Oracle Secures Massive $30 Billion Cloud Deal, Tripling Current Infrastructure Revenue image

Oracle shares jumped 4% to an all-time high after a recent SEC filing unveiled a cloud services agreement projected to contribute more than $30 billion in annual revenue starting in fiscal year 2028.

Oracle Corp. has announced a landmark cloud services agreement expected to generate $30 billion in annual revenue, a figure that exceeds the current size of its entire cloud infrastructure business, which totaled $10.3 billion over the past four quarters.

According to a regulatory filing on Monday, the revenue from the unnamed customer is projected to begin in fiscal year 2028. “Oracle is off to a strong start” in fiscal 2026, CEO Safra Catz stated in the filing, noting the company has signed “multiple large cloud services agreements” and that revenue from its cloud-based database offering continues to grow at over 100% annually.

The $30 billion deal ranks as one of the largest cloud contracts ever signed, and could significantly reshape Oracle’s position in the competitive cloud market.
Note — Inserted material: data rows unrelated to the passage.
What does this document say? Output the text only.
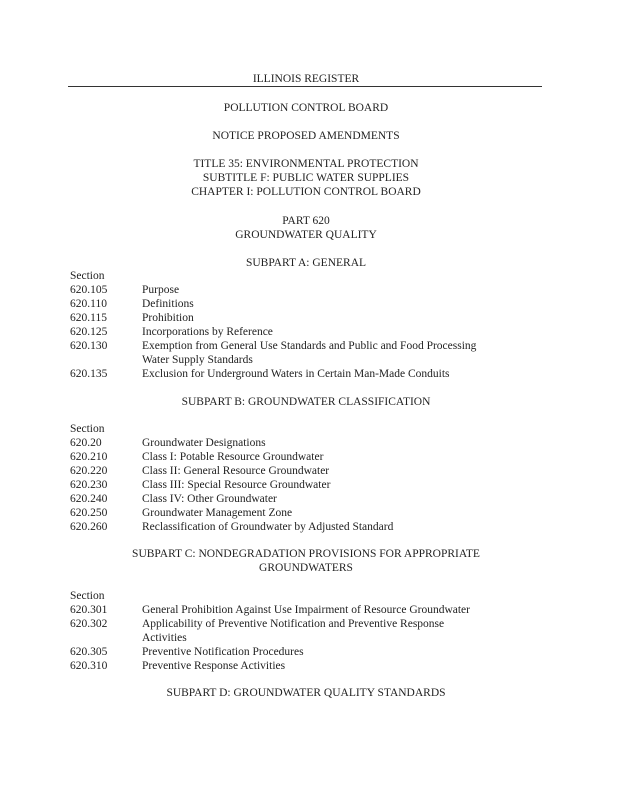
ILLINOIS REGISTER
POLLUTION CONTROL BOARD
NOTICE PROPOSED AMENDMENTS
TITLE 35: ENVIRONMENTAL PROTECTION
SUBTITLE F: PUBLIC WATER SUPPLIES
CHAPTER I: POLLUTION CONTROL BOARD
PART 620
GROUNDWATER QUALITY
SUBPART A: GENERAL
Section
620.105	Purpose
620.110	Definitions
620.115	Prohibition
620.125	Incorporations by Reference
620.130	Exemption from General Use Standards and Public and Food Processing
Water Supply Standards
620.135	Exclusion for Underground Waters in Certain Man-Made Conduits
SUBPART B: GROUNDWATER CLASSIFICATION
Section
620.20	Groundwater Designations
620.210	Class I: Potable Resource Groundwater
620.220	Class II: General Resource Groundwater
620.230	Class III: Special Resource Groundwater
620.240	Class IV: Other Groundwater
620.250	Groundwater Management Zone
620.260	Reclassification of Groundwater by Adjusted Standard
SUBPART C: NONDEGRADATION PROVISIONS FOR APPROPRIATE
GROUNDWATERS
Section
620.301	General Prohibition Against Use Impairment of Resource Groundwater
620.302	Applicability of Preventive Notification and Preventive Response
Activities
620.305	Preventive Notification Procedures
620.310	Preventive Response Activities
SUBPART D: GROUNDWATER QUALITY STANDARDS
By comparison, Oracle was part of a $9 billion cloud services contract awarded by the U.S. Department of Defense in 2022 — a contract split among four companies including Microsoft, Amazon, and Google. That deal followed a contentious legal battle over a prior $10 billion award initially granted to Microsoft.

Following the announcement, Oracle shares surged as much as 8.6% on Monday, hitting a new intraday record high, and building on a 26% year-to-date gain through Friday’s close.
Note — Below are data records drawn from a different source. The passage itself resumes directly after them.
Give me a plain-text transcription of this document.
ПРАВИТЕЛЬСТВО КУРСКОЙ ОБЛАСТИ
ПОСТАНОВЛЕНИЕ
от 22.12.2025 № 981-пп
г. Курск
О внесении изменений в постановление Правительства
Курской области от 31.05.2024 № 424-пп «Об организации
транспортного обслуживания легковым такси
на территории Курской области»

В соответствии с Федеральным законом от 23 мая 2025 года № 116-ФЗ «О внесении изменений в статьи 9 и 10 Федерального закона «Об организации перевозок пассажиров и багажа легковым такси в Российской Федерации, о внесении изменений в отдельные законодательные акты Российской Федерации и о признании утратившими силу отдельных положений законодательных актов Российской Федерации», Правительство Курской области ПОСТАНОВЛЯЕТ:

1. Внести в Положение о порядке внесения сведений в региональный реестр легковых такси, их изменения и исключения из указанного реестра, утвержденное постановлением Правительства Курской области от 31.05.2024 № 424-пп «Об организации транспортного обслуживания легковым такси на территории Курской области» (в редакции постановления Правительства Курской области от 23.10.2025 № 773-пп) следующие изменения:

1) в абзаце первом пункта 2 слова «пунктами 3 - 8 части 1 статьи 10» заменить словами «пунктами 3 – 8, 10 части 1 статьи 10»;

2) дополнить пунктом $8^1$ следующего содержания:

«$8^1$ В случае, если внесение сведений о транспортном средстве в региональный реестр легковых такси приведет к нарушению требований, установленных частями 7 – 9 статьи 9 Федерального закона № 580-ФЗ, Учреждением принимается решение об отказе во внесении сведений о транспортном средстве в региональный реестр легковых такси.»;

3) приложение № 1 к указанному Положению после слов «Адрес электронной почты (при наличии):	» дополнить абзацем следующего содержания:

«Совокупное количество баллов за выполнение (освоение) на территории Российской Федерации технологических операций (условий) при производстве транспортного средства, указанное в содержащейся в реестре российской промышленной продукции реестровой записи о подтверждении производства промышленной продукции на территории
Oracle has made substantial strides in cloud infrastructure by catering to customers developing artificial intelligence applications. Earlier this year, it unveiled Stargate, a joint venture with OpenAI and SoftBank to provide massive cloud computing resources. Oracle had previously stated this AI-focused partnership was not yet reflected in its reported financials or backlog.

Bloomberg Intelligence analyst Anurag Rana wrote in a note that the latest agreement could significantly increase Oracle’s cloud market share and likely drive higher capital expenditures in the coming years.

CEO Safra Catz is expected to disclose details of the agreement at a company meeting on Monday. “Oracle is off to a strong start in FY26,” Catz is expected to say, according to the filing. “Our MultiCloud database revenue continues to grow at over 100%, and we signed multiple large cloud services agreements including one that is expected to contribute more than $30 billion in annual revenue starting in FY28.”

Despite the magnitude of these deals, the filing notes they will not impact Oracle’s fiscal 2026 guidance.

Shares of Oracle have surged more than 33% this year, fueled by momentum in cloud services and increased demand driven by artificial intelligence technologies. Earlier this month, Oracle wrapped up its strongest trading week since 2001 after posting robust earnings.

In recent months, the company has revealed several major AI-related initiatives, including the Stargate venture with OpenAI and SoftBank, which aims to pour billions into expanding AI infrastructure. Oracle also announced a new AI partnership with IBM and continues to expand internationally, including work on a new AI deployment in the United Arab Emirates.